Pronostic des lésions appartenant au complexe FSK

Lors de panniculites chroniques avec contingent granulomateux et fibroplasique appartenant aux lésions inflammatoires du complexe fibrosarcome félin, le pronostic devra être réservé en raison d’un risque de récidive locale et de transformation sarcomateuse à plus ou moins long terme en raison du continuum lésionnel connu de ce type de lésion.

Lors de tumeur (sarcome) appartenant au complexe FSK félin, le pronostic devra être réservé en raison de risques très importants de récidive locale après exérèse chirurgicale (tumeur localement très agressive) et de risques faibles mais réels de dissémination métastatique (dissémination métastatique par voie sanguine en principe). D’après « small animal clinical oncology », Withrow and Vail, 4e Ed, 2007, 12 à 26 % des cas développent des métastases à distance (temps médian d’apparition des métastases : 265 jours).

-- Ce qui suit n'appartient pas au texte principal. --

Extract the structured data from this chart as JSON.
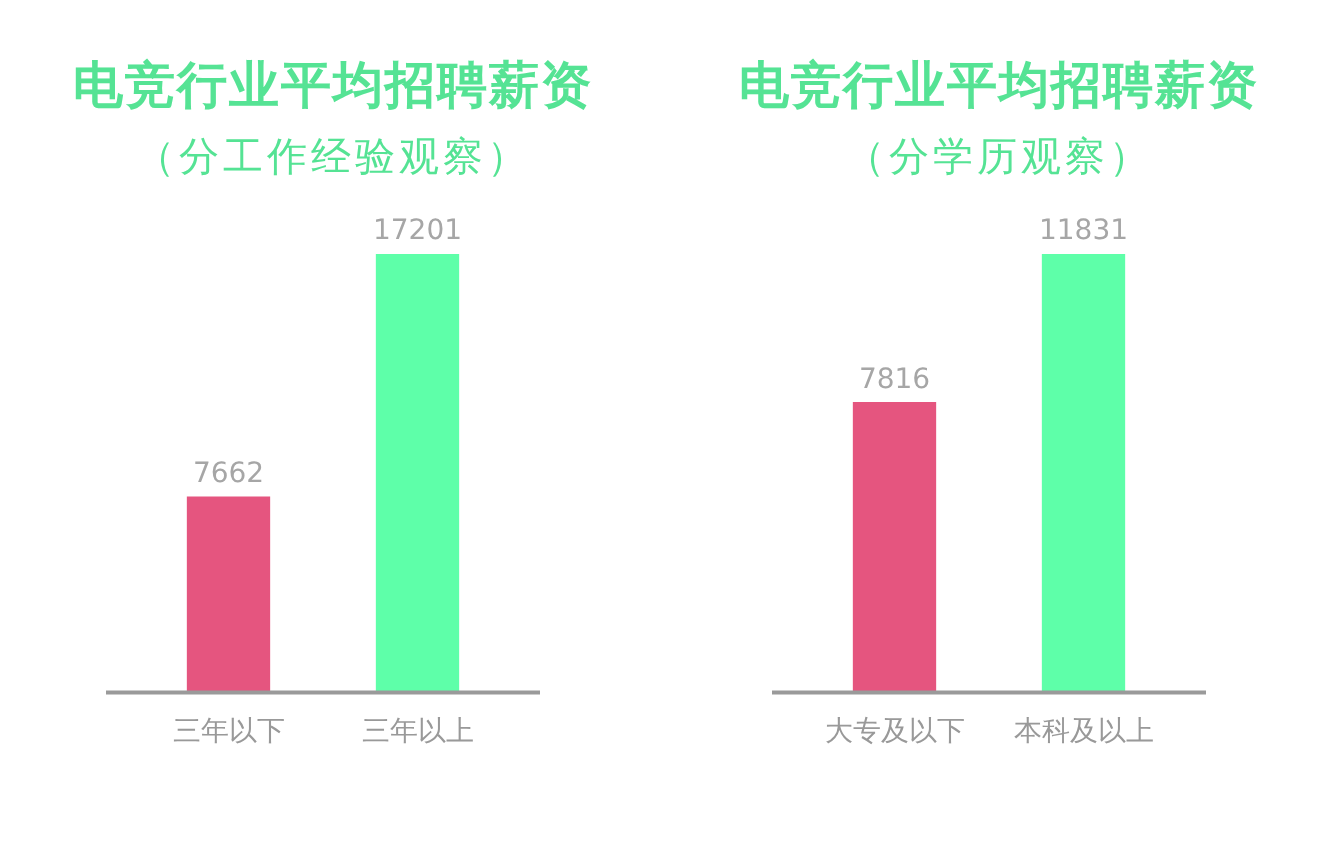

Conduite thérapeutique et suivi clinique des lésions appartenant au complexe FSK

Selon « small animal clinical oncology », Withrow and Vail, 4e Ed, 2007, il est recommandé, de prévoir une exérèse chirurgicale large (au moins 2 cm de marges latérales et profondes) pour toute masse apparue sur un site d’injection ou de traumatisme :

qui persiste 3 mois après la vaccination ou le traumatisme
dont la taille est > 2 cm de diamètre
dont la taille augmente encore 4 semaines après l’injection ou le traumatisme.
La lésion devra faire l’objet d’une analyse histopathologique afin de poser le diagnostic de lésion inflammatoire et/ou tumorale appartenant au complexe FSK félin.

En cas de lésion purement inflammatoire, une surveillance clinique rapprochée est conseillée afin de détecter toute évolution suspecte du site opératoire et de réaliser une réintervention chirurgicale large en cas d’apparition de nouvelles lésions.

En cas de lésion tumorale, bien que les risques de dissémination métastatique sont faibles, la réalisation d’un bilan d’extension est conseillé (clichés thoraciques) et, dans l’idéal, il devrait être renouvelé 1 an plus tard compte tenu du temps médian d’apparition des métastases qui est approximativement de 9 mois. Le traitement de choix consiste en une chirurgie d’exérèse large (au moins 2 cm de marges latérales et profondes) associée à une radiothérapie adjuvante (certaines cliniques vétérinaires proposent aujourd’hui des protocoles de radiothérapie adaptée à la médecine vétérinaire et en particulier à ce type de pathologie avec une hospitalisation de l’animal d’environ 1 semaine pour un coût approximatif de 600 – 800 euros). Selon « small animal clinical oncology », Withrow and Vail, 4e Ed, 2007, la radiothérapie lorsqu’elle est envisagée devrait débuter si possible dans les 14 jours après la chirurgie initiale car au-delà l’effet sur l’intervalle de temps sans maladie (ISM) diminue ; le temps médian avant première récidive est (i) de 79 jours lors d’exérèse limite, (ii) de plus de 325 jours lors d’exérèse large (iii) de 405 jours pour environ 40% des cas ayant bénéficier d’une radiothérapie post-chirurgicale, les autres 60% n’ayant pas présenté de récidive. En ce qui concerne la chimiothérapie systémique à base de doxorubicine, son intérêt est controversé selon les études.

Un contrôle régulier est préconisé sur une période d’environ 2 ans. Une exérèse précoce et d’emblée la plus large possible devra être envisagée en cas de récidive, sachant qu’à chaque récidive le pronostic s’assombrit et le potentiel agressif et récidivant de la tumeur augmente.